Increasing nurse staffing levels and a higher proportion with bachelor’s degrees could decrease patient mortality risk
- Correspondence to: Dr Milisa Manojlovich, University of Michigan School of Nursing, 400 N. Ingalls, Room 4306, Ann Arbor, MI 48109, USA;
Implications for practice and research
Hospital efforts to save costs by reducing nursing staff may contribute to 30-day in-hospital mortality, while more nurses prepared at the baccalaureate level may help prevent adverse outcomes.
Policymakers need nurse staffing level recommendations based on scientific, business, social and political evidence in order to act.
What is the role of nursing in improving the quality of healthcare? Policymakers need a good answer to this question, the path to which lies in better understanding the relationship between nursing, healthcare quality and costs.1 A long-standing programme of research led by Linda Aiken has explored relationships between nurse staffing, nurses’ educational preparation and patient outcomes, and has gained traction internationally because the reining in of healthcare costs has become a global priority. It is easier for hospitals to save money by reducing numbers of nursing staff than by improving efficiency, but as Aiken and colleagues show in another study, such reductions are associated with increased risks to patients.
The purpose of the study was to assess whether differences in patient-to-nurse ratios and nurse education levels were associated with variation in hospital mortality after common surgical procedures in nine European countries with similar patient discharge data. Using an observational design, researchers estimated the 30-day in-hospital mortality from discharge data for 422 730 patients who had undergone common surgical procedures in 300 hospitals across nine European countries. Information on nurse staffing and nurse education came from surveys of 26 516 nurses who practiced in study hospitals.
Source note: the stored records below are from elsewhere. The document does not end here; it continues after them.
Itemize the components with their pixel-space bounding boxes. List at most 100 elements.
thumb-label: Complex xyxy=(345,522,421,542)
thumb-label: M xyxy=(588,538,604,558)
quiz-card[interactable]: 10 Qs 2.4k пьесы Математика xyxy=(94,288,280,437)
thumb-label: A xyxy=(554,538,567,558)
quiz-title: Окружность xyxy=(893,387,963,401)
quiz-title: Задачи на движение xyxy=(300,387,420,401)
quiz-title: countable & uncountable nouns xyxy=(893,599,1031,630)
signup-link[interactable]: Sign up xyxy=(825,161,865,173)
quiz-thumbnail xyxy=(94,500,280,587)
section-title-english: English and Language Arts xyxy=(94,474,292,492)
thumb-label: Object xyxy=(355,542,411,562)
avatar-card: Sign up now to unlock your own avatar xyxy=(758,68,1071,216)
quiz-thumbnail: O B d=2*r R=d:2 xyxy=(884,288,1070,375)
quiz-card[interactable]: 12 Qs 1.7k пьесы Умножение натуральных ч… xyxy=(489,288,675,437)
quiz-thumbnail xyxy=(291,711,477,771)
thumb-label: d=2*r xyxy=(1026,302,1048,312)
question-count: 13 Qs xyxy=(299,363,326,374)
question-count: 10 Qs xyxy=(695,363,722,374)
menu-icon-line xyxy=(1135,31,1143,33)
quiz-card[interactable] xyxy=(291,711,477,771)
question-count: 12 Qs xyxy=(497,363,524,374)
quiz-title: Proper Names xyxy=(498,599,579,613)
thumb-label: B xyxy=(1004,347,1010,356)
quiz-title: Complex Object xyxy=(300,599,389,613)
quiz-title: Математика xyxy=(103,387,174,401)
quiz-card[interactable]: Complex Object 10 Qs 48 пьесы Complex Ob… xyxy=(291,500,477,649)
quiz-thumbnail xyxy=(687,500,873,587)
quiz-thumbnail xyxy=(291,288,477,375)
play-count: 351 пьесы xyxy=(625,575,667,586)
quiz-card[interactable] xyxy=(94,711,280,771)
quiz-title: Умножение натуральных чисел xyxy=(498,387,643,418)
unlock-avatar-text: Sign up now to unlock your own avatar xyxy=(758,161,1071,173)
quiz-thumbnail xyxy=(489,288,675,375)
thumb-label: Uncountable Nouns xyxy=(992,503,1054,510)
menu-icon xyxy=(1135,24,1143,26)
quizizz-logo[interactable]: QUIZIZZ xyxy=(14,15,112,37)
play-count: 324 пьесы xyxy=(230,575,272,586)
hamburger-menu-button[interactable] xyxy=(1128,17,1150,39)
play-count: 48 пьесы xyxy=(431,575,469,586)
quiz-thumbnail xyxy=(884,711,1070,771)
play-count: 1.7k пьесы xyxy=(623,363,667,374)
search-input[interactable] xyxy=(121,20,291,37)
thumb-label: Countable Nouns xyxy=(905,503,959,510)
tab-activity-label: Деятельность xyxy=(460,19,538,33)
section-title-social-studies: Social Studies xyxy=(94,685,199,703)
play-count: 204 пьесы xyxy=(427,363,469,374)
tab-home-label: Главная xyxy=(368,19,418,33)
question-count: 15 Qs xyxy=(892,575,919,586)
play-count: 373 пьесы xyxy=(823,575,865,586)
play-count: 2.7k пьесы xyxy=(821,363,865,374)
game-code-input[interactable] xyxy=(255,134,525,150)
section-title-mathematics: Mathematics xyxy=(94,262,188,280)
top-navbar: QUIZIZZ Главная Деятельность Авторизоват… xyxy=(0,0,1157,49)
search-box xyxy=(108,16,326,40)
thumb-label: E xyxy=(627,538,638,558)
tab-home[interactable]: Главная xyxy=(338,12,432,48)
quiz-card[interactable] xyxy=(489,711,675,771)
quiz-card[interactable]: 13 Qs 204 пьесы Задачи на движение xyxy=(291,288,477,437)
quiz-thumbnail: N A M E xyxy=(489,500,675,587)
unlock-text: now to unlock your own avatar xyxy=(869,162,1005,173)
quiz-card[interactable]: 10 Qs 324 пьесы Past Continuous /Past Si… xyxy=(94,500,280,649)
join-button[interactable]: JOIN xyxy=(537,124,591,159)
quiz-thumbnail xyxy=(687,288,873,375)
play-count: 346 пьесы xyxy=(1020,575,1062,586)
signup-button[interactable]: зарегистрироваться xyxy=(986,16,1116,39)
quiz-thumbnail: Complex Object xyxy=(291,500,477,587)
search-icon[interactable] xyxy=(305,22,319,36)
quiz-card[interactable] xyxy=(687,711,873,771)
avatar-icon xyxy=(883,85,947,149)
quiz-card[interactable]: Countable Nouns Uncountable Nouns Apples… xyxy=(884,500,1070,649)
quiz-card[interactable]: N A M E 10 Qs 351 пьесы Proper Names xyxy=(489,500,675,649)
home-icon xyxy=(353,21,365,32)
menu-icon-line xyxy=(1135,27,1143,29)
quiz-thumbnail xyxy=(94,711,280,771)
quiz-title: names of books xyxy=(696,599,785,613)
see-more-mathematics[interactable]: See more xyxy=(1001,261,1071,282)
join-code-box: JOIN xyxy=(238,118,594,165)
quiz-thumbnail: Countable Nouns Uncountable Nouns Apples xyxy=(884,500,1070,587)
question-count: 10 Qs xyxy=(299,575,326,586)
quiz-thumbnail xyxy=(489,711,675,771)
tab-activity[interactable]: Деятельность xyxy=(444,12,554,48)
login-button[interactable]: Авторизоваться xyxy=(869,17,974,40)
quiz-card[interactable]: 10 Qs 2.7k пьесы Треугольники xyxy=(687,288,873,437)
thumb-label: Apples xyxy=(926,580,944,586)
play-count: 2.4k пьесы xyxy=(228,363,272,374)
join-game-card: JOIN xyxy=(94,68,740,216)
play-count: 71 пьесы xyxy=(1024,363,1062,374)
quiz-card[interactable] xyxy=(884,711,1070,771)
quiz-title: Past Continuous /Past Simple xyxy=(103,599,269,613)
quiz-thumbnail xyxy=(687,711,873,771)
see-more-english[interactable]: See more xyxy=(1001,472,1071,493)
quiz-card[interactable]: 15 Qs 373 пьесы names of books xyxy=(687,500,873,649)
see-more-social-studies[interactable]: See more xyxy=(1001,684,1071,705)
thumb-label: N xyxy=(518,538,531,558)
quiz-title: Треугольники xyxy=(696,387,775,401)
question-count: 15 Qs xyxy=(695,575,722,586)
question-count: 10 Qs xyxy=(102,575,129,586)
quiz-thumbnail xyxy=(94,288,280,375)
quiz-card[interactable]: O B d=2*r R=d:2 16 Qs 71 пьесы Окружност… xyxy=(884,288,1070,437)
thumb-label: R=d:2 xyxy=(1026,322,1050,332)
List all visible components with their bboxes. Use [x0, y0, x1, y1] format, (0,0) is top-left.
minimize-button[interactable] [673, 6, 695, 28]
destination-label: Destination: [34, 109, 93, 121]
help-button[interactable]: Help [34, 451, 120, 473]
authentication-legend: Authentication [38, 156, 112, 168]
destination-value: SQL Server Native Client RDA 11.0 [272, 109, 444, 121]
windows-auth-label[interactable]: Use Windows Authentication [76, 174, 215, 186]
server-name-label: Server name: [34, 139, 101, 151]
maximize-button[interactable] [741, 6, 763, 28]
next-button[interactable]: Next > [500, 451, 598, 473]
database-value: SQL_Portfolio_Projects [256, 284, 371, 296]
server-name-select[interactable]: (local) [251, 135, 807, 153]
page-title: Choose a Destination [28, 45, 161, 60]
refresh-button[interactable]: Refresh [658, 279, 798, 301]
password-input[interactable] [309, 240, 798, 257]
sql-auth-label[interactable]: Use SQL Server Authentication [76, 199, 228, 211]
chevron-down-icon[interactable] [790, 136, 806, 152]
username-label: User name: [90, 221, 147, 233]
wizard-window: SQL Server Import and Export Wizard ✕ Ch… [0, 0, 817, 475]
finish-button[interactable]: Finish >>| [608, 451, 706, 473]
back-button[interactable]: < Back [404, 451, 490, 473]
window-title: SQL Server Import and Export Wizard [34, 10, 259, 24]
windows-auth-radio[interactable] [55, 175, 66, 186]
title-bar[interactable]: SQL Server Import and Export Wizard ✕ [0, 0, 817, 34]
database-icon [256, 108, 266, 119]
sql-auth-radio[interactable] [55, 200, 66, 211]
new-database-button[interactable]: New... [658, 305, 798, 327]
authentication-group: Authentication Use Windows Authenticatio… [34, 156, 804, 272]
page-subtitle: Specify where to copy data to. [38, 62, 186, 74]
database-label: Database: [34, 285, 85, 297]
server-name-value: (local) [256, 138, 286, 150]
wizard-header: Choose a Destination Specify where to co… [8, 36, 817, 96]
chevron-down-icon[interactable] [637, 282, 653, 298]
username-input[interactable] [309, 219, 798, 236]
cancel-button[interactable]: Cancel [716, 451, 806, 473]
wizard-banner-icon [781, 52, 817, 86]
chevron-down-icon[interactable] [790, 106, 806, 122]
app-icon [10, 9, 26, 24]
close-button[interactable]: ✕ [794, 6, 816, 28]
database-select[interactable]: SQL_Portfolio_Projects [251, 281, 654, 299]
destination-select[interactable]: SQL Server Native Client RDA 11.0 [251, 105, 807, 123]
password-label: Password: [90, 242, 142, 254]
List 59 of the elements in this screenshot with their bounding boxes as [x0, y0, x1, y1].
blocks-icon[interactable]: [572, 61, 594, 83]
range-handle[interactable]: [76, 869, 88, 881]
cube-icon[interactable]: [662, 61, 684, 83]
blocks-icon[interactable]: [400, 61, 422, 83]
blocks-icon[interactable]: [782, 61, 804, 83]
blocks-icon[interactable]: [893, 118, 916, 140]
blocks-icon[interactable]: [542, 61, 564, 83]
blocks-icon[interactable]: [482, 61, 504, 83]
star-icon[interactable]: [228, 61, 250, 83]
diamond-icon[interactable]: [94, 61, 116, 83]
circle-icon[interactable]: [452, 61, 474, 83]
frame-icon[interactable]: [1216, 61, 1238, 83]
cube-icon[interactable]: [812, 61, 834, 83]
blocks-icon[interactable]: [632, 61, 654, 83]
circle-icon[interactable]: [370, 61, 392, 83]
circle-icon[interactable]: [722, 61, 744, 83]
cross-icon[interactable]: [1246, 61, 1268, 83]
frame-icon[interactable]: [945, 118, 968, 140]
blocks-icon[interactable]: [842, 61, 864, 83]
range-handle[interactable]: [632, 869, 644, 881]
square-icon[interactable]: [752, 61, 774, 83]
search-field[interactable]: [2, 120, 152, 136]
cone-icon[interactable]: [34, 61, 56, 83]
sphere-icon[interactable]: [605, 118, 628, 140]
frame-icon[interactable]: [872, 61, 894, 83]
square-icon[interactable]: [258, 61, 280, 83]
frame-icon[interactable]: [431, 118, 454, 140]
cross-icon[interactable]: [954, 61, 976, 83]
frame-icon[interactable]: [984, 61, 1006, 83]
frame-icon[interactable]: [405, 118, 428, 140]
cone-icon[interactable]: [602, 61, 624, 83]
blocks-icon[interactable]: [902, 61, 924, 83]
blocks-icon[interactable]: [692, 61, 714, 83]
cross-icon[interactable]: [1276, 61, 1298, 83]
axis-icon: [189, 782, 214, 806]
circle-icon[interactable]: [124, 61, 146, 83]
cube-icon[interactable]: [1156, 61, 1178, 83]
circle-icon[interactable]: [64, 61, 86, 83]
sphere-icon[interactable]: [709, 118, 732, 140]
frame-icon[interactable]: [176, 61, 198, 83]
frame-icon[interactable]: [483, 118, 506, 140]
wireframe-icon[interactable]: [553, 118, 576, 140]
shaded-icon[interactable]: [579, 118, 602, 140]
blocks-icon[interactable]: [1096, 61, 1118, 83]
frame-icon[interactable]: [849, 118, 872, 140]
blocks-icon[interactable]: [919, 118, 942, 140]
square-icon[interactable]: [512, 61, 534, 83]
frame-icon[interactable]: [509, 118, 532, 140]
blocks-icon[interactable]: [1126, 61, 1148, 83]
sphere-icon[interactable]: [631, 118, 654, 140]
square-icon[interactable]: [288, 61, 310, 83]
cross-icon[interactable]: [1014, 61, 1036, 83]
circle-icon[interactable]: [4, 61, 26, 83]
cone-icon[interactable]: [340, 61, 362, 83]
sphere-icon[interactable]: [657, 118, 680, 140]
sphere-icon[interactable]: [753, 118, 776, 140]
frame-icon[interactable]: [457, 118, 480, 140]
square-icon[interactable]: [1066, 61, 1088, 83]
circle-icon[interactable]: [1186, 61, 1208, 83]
Generalised estimating equations assessed the effects of nursing factors on the likelihood of patients dying within 30 days of admission. Risk adjustment procedures were used and comorbidities were taken into account.
Nurse survey response rates averaged 62% across the nine countries. There were large differences in nurse staffing and nurse education between countries and between different hospitals within countries. The 30-day hospital mortality rate was 1.3% across the nine countries. After adjusting for patient severity of illness and hospital characteristics (teaching status and use of technology) both nurse staffing and nurse education were significantly associated with mortality. The findings suggest that an increase in the patient-to-nurse ratio increases the likelihood of inpatient deaths, while an increase in baccalaureate-prepared nurses decreases the likelihood.
This study adds to a growing body of evidence demonstrating that investments in nurse staffing and nurses’ educational preparation are associated with better outcomes for hospitalised patients. It has been over 10 years since Aiken and colleagues first reported associations between nurse staffing and patient mortality, and between baccalaureate nursing education and surgical patient mortality.2 ,3 Aiken and colleagues expanded their research to the European context more than a decade ago and with this study provide additional support for the existence of a link between nursing and hospitalised patient outcomes.4 Other researchers have investigated similar relationships, but no other research team has had quite the same impact in this field as Aiken and colleagues.5 ,6
Despite the evidence of multiple studies in multiple countries, the link between nurse staffing, nursing education and patient mortality has not been embraced by policymakers in their efforts to improve the quality of patient care. If anything, nursing's contribution to the quality of healthcare patients receive has been largely ignored by policymakers. Kurtzman suggests four reasons for this (scientific, business, social and political) and provides recommendations for strengthening the case for the value nurses bring to patient care.1 According to Kurtzman, building a scientific case through rigorous research alone will not be sufficient to encourage policymakers to take notice of nursing's value to patient care. Nursing's contribution to high-quality patient care must also be demonstrated through a business case showing a sound financial return on nursing investment, a social case revealing the societal benefit of nursing care, and a political case ‘based on evidence but not dependent on it’.